Substrate EVM Compatible Blockchain¶
Any parachain in the Polkadot ecosystem can offer a full EVM implementation, which provides the possibility of executing Solidity-based smart contracts with minimal to no changes. Substrate makes this integration possible - just plug the EVM pallet into your runtime for EVM support, and the Ethereum Pallet with Frontier to have Ethereum RPC compatibility. The availability of these open-source modules that Moonbeam has developed with Parity has led multiple parachains to offer Ethereum compatibility on their chains.
But there is an important catch. With the configuration described above, a user, for example, Alice, can have an Ethereum-style address (H160 format), which is 40+2 hex-characters long, in a Substrate based chain. This address matches a private key, which can be used to sign transactions in the Ethereum side of the chain. Furthermore, the address is mapped into a storage slot inside the Substrate Balance pallet to a Substrate-style address (H256 format).
However, Alice only knows the private key of the H160 address, and not of the mapped version. Therefore, she is unable to send transactions with her H256 address and is limited only to do read-only operations through Substrate’s API. As a consequence, Alice needs another H256 address matching a different private key to be able to operate in the Substrate side of the chain, which include, among others, staking, balances, and governance.
The following diagram illustrates this configuration.
This can creates friction and a poor user experience for Alice. First, she has to move tokens to her H160 mapped H256 address to be able to make transactions and deploy contracts through the EVM. Second, she also needs to hold a balance in her other H256 address (which she has a different private key for) to use Substrate-based features. So in short, Alice needs a minimum of two private keys to have the best of both worlds.
Moonbeam Unified Accounts¶
Moonbeam’s focus is to create a fully Ethereum-compatible environment on Polkadot with the best user experience possible.
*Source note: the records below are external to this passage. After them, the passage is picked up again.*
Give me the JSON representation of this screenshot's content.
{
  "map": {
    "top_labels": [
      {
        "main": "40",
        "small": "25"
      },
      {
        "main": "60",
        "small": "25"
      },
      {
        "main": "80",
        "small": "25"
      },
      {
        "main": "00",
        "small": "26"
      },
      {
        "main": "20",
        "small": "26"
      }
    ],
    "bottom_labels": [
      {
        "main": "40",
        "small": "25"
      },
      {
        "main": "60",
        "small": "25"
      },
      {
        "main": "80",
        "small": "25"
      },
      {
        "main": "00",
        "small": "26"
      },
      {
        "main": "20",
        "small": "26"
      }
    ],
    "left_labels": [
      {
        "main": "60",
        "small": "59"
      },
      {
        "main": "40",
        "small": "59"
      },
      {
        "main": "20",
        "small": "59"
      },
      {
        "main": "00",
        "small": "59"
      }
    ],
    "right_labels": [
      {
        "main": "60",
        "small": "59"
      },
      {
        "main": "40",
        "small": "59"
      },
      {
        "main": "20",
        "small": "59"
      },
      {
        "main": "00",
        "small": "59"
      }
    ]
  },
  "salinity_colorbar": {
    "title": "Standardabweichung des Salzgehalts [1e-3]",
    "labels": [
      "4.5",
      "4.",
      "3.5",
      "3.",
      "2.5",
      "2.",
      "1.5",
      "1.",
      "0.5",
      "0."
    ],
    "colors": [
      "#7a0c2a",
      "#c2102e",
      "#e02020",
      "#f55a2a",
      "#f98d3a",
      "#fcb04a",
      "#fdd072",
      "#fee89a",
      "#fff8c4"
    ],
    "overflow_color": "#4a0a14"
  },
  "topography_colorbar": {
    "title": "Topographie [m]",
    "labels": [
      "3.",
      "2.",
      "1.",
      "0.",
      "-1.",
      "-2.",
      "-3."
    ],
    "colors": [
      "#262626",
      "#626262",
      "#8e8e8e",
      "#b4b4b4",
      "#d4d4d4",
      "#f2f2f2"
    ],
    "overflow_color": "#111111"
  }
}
This extends beyond the base Ethereum feature set, with additional features such as on-chain governance, staking, and cross-chain integrations.
With unified accounts, a user, for example, Bob, will only need a single H160 address, with its corresponding private key, to do everything we mentioned above, including both EVM and Substrate functions.
The diagram for this new configuration looks as follows.
That is it, Bob only holds one private key that matches one address. He does not need to move balances between 2 different accounts and is able to access all the features with a single account and private key. We have standardized this single account to conform to the Ethereum-style H160 address and ECDSA key standards.